As important regulators of gene expression long noncoding RNAs (lncRNAs) are implicated in various physiological and pathological processes, including cancer. An oncogenic role of MNX1 antisense RNA 1 (MNX1-AS1) lncRNA has been suggested in cervical cancer and glioblastoma. In this study, we investigated the clinicopathological significance and biological function of MNX1-AS1 in gastric cancer (GC). The expression of MNX1-AS1 was analyzed by qRT-PCR in 96 GC and adjacent non-tumor tissues in relation to clinicopathological features and overall survival (OS) of patients, and in five human GC cell lines compared to a normal gastric epithelial cell line.
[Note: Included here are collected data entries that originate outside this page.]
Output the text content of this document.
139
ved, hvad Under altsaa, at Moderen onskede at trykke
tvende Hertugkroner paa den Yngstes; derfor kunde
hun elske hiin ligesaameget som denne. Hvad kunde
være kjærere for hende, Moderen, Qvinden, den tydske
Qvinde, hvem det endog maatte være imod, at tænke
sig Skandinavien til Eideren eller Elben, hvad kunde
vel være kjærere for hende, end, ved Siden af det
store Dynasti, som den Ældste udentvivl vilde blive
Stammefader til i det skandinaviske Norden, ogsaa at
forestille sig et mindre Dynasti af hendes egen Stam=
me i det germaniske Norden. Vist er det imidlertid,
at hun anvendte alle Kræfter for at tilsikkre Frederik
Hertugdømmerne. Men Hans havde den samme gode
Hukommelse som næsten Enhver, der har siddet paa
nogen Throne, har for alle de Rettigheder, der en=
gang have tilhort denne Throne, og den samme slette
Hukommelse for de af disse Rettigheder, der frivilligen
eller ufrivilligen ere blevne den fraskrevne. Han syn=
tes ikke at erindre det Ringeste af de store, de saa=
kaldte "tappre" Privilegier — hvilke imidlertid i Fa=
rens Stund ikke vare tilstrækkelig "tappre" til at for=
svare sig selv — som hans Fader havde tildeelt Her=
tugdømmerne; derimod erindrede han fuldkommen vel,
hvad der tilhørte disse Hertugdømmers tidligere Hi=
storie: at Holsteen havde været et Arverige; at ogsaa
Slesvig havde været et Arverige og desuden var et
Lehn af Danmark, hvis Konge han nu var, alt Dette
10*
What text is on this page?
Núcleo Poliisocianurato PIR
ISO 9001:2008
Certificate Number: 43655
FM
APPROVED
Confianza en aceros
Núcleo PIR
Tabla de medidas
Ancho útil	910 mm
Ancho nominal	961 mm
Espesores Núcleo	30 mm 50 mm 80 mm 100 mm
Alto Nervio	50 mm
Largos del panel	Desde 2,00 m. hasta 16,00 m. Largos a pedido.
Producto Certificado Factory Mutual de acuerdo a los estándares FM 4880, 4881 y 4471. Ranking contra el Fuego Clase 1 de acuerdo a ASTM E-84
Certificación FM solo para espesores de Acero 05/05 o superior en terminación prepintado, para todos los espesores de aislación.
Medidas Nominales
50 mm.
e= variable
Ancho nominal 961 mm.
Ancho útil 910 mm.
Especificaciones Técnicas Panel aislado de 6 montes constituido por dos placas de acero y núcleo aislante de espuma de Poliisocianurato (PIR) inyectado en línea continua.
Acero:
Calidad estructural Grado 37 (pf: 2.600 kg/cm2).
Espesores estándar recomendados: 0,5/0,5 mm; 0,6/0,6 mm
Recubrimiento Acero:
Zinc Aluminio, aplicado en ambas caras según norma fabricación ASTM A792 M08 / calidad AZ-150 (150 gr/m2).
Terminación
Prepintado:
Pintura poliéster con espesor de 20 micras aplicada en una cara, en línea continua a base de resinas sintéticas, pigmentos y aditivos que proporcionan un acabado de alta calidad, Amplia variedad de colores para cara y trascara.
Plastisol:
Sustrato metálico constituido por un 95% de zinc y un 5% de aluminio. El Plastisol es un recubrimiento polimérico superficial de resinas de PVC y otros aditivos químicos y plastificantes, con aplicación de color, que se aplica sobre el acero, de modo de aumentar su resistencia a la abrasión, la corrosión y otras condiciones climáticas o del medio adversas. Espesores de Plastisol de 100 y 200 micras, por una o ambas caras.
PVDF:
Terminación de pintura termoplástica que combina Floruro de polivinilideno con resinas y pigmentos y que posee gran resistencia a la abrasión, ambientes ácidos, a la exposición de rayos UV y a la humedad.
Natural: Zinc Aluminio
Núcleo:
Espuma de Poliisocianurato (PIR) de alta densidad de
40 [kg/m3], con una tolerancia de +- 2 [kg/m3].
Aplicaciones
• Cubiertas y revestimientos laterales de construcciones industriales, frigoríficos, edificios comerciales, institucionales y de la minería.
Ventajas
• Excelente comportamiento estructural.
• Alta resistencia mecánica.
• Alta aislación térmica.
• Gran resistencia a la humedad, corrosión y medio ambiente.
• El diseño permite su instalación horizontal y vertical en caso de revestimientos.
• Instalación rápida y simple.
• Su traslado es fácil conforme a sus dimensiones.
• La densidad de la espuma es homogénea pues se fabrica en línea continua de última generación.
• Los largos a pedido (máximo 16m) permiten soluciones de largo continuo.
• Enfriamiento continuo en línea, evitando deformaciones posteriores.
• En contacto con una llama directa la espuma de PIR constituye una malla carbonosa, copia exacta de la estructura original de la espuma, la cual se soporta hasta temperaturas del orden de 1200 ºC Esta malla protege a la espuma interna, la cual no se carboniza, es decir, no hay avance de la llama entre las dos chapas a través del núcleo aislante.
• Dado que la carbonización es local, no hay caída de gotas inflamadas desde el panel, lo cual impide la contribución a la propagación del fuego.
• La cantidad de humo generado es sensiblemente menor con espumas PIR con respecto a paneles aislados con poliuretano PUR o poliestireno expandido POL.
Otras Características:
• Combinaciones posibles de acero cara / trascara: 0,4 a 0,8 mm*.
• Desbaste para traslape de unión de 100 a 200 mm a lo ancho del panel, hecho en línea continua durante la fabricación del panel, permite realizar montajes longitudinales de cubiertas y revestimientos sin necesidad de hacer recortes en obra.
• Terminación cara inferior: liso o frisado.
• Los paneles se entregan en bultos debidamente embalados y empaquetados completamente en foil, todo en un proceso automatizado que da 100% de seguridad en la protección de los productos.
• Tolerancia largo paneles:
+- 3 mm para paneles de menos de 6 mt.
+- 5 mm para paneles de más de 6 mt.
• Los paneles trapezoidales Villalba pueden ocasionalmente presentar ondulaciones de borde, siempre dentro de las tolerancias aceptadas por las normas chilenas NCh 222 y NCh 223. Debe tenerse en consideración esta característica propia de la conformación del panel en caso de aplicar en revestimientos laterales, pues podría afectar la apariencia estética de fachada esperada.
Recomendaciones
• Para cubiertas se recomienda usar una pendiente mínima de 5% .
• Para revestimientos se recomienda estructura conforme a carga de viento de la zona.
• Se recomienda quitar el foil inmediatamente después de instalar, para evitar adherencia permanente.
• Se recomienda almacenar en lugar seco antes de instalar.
Loss-of-function experiments using small interfering RNA (siRNA) targeting MNX1-AS1 (si-MNX1-AS1) were carried out in AGS and MGC-803 GC cell lines. Cell proliferation (CCK-8 assay), migration (Transwell) and invasion (Transwell Matrigel), and protein expression of proliferating cell nuclear antigen (PCNA), E-cadherin, N-cadherin, vimentin and matrix metallopeptidase 9 (MMP-9) were analyzed in transfected GC cells. Expression of MNX1-AS1 was significantly higher in GC vs. adjacent non-tumor tissues. Higher MNX1-AS1 expression was significantly associated with tumor size, TNM stage and lymph node metastasis. Kaplan-Meier analysis showed that GC patients with higher MNX1-AS1 expression had worse OS compared to patients with lower MNX1-AS1 expression. Multivariate analysis showed that MNX1-AS1 is an independent poor prognostic factor in GC. Knockdown of MNX1-AS1 significantly inhibited proliferation, migration and invasion of AGS and MGC-803 cells, and resulted in increased E-cadherin and decreased PCNA, N-cadherin, vimentin and MMP-9 expression. Taken together, these results suggest that MNX1-AS1 has an oncogenic function in GC and potential as a molecular target in GC therapy.